Perhaps the most significant indicator that not all hope is lost comes from Takeda (TAK) when it purchased an experimental treatment undergoing tests as a potential psoriasis medication.
This candidate, developed by a privately held biotechnology firm called Nimbus Therapeutics, was sold for a whopping $4 billion upfront, plus roughly $2 billion more for future milestone payments. And here’s the clincher: Takeda got the experimental drug by a razor-thin margin.
In terms of acquisitions, some larger companies have been open to that route. For instance, AstraZeneca (AZN) shelled out $1.3 billion for CiniCor Pharma, while Ipsen (IPSEY) purchased Albireo Pharma (ALBO) for $1 billion.
While the future for smaller biotechs remains uncertain, several names continue to be in conversations whenever acquisitions are discussed.
There’s Vertex Pharmaceuticals (VRTX), which has long been reported to take interest in acquiring CRISPR Therapeutics (CRSP) and Editas Medicine (EDIT), with the latter looking more attractive thanks to its cheaper price tag.

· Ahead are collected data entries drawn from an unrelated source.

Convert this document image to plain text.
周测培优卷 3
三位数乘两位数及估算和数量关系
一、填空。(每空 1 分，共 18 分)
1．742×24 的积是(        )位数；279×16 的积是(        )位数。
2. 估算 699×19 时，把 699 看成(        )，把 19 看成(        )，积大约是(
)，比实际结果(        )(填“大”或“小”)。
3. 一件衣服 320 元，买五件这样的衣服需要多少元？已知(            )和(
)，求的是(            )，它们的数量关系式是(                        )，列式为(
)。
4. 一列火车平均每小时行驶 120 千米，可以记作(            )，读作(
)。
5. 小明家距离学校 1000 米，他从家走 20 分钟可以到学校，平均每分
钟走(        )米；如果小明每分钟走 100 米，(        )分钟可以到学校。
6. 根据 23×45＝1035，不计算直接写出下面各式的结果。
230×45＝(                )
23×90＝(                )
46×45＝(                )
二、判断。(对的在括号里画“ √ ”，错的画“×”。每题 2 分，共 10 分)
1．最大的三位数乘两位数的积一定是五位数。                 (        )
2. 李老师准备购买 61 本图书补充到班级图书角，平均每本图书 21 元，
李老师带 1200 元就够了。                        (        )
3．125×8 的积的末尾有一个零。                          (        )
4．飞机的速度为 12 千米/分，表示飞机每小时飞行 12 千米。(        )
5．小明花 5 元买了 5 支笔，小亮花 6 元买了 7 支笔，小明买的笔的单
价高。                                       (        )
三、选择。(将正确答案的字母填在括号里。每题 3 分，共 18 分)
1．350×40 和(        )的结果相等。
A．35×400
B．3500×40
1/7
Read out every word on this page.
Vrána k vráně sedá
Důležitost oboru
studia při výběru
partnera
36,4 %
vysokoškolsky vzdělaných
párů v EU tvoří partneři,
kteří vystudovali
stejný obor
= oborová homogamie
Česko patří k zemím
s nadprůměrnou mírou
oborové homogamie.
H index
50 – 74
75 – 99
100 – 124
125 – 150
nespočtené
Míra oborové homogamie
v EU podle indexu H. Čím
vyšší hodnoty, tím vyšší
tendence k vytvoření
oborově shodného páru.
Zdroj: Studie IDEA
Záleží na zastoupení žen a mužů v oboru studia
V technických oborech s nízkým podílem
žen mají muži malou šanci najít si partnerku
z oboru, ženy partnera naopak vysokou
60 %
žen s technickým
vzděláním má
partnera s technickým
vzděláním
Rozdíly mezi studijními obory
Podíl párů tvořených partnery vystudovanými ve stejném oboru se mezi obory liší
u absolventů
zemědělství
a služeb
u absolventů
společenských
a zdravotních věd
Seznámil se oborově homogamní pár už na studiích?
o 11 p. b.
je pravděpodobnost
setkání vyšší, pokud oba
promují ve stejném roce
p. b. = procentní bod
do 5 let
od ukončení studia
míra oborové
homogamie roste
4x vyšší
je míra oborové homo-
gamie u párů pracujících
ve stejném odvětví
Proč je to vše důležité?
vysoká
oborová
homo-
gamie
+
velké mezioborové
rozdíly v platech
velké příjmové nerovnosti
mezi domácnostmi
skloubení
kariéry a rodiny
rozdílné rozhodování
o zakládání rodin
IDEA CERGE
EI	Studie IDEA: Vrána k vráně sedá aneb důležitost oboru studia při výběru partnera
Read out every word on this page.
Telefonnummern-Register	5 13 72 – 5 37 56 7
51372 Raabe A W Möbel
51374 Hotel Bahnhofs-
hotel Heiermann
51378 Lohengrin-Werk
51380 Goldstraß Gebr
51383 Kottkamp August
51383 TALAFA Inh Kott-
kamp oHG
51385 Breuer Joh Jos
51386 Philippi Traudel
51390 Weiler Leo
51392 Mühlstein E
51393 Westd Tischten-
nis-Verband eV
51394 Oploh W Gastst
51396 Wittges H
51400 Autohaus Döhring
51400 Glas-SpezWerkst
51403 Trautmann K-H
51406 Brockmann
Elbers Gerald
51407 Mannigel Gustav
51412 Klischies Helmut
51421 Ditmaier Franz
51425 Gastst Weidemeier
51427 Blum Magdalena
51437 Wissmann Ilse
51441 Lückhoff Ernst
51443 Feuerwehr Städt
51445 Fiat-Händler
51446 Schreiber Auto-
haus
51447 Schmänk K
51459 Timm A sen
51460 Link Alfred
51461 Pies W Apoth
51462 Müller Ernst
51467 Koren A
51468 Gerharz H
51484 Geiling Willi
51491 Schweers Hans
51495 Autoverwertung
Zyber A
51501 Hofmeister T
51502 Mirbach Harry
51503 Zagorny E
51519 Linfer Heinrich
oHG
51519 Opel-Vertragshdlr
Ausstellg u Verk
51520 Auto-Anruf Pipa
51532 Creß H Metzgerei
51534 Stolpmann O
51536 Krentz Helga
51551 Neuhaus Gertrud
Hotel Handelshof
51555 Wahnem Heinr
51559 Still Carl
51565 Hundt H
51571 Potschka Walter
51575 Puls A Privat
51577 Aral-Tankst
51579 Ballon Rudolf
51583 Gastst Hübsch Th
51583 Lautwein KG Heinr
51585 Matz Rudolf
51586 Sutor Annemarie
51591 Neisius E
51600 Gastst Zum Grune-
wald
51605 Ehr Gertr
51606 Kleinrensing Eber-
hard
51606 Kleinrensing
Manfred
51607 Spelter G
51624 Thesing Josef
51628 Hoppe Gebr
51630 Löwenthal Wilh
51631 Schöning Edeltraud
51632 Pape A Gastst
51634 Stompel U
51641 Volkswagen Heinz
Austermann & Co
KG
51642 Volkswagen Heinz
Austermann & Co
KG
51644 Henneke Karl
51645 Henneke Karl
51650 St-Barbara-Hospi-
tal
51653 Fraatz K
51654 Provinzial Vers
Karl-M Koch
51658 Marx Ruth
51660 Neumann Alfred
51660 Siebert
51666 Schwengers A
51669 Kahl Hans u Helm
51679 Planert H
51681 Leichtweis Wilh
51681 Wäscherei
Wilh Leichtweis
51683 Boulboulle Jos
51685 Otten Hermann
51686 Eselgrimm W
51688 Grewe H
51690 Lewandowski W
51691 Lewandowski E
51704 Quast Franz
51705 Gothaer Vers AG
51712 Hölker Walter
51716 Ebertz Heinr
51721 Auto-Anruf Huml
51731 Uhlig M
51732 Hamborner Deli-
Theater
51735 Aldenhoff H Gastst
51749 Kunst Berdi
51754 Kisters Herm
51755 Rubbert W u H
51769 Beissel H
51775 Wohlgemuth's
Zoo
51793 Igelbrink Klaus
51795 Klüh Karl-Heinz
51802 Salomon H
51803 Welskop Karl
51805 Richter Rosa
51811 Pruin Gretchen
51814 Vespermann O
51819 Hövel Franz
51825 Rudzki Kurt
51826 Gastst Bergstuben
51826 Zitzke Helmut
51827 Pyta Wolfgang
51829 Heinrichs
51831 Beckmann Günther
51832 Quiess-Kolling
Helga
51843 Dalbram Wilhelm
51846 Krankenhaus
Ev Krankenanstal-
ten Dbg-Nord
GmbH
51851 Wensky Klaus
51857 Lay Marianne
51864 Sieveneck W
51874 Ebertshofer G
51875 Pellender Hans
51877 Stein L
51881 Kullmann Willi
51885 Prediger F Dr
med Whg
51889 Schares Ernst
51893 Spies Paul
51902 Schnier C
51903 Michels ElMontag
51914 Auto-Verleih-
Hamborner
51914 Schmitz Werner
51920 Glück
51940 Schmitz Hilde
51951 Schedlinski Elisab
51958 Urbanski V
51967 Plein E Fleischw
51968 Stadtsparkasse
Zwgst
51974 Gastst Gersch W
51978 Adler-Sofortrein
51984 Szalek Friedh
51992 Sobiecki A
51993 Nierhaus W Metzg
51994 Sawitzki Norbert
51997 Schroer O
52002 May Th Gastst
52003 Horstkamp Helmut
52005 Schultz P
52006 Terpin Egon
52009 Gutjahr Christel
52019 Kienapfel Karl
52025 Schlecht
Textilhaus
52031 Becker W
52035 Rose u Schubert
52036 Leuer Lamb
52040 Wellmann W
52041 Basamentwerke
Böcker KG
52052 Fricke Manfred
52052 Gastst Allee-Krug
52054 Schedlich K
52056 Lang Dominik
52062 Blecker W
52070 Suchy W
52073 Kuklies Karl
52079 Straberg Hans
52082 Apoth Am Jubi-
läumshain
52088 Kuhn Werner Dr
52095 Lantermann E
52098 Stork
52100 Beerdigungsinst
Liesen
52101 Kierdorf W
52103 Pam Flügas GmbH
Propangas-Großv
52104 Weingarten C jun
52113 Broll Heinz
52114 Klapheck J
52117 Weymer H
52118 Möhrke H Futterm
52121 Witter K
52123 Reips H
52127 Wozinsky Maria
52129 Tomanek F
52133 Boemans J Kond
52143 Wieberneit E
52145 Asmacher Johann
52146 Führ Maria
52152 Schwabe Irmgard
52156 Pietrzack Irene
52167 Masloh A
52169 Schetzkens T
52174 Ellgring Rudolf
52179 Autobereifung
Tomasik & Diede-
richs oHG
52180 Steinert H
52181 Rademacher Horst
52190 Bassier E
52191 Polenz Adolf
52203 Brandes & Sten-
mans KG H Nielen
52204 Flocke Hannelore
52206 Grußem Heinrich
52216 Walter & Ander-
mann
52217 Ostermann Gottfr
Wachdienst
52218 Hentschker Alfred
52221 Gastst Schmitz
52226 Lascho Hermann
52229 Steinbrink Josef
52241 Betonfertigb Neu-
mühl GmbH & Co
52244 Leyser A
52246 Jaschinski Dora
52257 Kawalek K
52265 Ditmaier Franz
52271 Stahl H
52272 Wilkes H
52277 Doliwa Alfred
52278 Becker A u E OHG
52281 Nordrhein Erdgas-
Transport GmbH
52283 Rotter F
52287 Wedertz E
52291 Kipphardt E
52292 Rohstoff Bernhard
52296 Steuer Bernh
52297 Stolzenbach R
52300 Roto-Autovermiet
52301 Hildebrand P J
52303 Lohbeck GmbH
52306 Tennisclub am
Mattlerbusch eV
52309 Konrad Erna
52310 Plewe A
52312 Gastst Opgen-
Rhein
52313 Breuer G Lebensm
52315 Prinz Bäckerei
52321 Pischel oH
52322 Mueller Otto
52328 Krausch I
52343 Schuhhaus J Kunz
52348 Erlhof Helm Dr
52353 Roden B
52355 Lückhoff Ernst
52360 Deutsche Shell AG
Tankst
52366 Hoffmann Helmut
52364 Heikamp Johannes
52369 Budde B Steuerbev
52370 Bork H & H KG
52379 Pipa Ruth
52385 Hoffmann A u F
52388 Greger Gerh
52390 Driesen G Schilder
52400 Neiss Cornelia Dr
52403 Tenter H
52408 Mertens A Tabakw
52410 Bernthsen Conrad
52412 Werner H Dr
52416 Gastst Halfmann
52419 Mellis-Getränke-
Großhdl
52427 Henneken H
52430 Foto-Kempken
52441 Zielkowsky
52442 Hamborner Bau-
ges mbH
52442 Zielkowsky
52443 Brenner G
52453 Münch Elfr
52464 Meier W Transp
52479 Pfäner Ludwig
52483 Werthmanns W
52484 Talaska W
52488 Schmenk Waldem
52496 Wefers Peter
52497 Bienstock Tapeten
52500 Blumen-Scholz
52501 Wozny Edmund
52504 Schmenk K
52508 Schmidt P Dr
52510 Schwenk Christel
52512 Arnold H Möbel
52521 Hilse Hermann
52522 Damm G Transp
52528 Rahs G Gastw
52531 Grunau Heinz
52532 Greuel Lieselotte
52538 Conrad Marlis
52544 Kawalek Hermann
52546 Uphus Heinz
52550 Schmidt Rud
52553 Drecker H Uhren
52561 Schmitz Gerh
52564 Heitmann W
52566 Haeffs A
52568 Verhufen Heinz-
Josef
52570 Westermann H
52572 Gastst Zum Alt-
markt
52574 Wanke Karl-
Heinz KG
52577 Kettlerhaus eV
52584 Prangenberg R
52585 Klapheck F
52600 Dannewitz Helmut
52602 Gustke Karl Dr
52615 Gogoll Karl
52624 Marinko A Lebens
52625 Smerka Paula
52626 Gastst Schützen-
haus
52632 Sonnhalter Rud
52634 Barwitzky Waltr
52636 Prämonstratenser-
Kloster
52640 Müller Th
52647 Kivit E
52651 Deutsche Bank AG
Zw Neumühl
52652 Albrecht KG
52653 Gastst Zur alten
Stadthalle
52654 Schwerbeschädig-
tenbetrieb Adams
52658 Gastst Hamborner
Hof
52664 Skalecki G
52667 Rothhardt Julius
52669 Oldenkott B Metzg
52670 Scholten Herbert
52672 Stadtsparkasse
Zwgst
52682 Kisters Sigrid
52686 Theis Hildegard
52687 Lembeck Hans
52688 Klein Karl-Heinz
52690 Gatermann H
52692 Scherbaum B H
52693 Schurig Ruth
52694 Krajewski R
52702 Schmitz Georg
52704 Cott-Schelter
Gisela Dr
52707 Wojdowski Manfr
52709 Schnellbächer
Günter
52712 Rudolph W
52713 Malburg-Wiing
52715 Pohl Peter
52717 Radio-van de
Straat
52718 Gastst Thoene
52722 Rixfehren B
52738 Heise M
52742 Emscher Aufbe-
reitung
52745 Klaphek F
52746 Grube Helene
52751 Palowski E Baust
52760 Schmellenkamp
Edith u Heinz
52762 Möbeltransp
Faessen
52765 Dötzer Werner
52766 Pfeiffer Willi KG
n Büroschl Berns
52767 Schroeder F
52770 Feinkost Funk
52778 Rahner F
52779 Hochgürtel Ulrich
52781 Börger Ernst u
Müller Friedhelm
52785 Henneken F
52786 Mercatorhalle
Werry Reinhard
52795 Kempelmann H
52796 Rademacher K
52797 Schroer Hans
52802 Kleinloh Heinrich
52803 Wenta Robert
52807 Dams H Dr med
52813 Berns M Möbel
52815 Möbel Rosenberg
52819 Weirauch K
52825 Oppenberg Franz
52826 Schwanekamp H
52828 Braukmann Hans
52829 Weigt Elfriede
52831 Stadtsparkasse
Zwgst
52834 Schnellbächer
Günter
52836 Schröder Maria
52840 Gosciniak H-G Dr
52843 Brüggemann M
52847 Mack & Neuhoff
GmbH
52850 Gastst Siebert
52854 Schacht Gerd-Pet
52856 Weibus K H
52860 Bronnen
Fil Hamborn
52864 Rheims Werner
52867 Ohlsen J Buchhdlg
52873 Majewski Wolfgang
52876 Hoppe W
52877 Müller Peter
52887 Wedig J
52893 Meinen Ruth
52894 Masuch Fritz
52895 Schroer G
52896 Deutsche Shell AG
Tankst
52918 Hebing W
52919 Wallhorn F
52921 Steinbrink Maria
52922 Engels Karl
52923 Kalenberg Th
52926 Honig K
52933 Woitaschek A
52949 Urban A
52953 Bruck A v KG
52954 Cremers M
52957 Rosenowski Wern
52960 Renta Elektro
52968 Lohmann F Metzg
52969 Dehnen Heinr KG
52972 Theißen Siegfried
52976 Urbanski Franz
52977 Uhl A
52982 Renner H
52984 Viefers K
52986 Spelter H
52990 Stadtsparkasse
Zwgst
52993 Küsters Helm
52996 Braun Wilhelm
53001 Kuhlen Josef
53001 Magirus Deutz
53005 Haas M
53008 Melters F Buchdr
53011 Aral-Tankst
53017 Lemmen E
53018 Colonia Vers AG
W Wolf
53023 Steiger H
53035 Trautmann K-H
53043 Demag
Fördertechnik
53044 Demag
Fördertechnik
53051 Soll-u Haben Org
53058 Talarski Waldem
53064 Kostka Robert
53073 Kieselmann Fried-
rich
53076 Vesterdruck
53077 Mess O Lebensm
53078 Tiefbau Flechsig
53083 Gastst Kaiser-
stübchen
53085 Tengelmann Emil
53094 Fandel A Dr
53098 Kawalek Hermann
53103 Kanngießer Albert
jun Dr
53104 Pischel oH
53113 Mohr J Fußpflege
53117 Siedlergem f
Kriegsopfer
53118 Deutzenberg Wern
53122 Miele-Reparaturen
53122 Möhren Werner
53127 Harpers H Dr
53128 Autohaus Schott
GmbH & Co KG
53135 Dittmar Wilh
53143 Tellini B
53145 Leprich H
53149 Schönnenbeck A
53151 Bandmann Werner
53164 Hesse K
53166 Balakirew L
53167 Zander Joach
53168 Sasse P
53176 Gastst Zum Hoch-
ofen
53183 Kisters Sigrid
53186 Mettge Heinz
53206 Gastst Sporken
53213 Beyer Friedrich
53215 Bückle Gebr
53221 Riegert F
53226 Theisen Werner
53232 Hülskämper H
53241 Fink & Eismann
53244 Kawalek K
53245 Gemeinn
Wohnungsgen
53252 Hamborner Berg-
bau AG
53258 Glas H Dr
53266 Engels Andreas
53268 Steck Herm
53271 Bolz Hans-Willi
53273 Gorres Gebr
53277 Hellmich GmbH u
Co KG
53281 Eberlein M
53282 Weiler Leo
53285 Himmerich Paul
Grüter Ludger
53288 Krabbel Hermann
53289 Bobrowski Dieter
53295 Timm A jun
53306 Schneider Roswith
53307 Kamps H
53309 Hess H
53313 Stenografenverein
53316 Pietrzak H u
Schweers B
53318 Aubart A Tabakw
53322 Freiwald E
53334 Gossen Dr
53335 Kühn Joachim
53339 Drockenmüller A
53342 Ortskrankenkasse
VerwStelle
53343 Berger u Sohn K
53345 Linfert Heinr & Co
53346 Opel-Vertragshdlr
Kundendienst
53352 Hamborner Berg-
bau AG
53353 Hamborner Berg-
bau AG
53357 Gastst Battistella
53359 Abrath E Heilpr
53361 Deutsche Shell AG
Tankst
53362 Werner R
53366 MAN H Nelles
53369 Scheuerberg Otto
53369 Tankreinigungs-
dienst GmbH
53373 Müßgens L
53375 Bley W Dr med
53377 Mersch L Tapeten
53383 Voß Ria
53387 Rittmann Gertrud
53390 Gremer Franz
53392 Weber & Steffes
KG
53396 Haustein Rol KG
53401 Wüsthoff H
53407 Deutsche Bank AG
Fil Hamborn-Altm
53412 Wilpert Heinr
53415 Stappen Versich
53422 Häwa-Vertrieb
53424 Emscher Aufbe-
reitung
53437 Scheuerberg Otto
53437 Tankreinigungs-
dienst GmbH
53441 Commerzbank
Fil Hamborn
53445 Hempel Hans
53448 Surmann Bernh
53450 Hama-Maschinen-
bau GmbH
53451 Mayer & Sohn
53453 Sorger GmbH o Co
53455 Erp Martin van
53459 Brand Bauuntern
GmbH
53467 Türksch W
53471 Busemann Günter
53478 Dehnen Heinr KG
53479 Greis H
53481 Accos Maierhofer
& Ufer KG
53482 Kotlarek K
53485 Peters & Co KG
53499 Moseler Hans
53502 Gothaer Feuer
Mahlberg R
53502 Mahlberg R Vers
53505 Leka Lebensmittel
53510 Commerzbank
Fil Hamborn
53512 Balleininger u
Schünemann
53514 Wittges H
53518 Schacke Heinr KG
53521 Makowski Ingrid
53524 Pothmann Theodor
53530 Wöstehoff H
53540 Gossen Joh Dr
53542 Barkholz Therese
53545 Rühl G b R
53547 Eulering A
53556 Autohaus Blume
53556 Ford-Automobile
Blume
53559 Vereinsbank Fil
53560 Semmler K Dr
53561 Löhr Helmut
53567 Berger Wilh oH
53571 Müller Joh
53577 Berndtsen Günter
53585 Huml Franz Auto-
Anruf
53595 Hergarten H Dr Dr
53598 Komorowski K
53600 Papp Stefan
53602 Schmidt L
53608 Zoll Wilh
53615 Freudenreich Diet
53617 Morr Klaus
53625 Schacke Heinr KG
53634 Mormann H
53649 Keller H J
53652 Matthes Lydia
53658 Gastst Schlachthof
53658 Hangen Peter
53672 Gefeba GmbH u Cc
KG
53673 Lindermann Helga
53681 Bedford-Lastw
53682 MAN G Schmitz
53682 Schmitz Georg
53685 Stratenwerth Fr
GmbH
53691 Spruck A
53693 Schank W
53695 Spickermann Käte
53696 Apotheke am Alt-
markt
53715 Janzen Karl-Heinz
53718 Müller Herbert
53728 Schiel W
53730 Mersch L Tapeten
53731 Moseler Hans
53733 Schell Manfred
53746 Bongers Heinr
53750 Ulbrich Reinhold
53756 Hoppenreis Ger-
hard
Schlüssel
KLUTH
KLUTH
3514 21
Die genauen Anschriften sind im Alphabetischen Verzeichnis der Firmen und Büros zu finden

Meanwhile, Pfizer (PFE) has been shopping around for a biotech to bolster its gene-editing programs, and so far, Caribou Biosciences (CRBU) and Sangamo Therapeutics (SGMO) are under serious consideration.
With its continuing interest in central nervous system diseases, such as Alzheimer’s and Parkinson’s, Eli Lilly (LLY) has been aggressive in its search for a company to acquire. Among the strongest candidates is Axsome Therapeutics (AXSM).
With this daunting reality setting in, one thing has become absolutely sure: the biotechnology sector has become a buyer’s market for big companies with cash to spare for acquisitions and collaborations.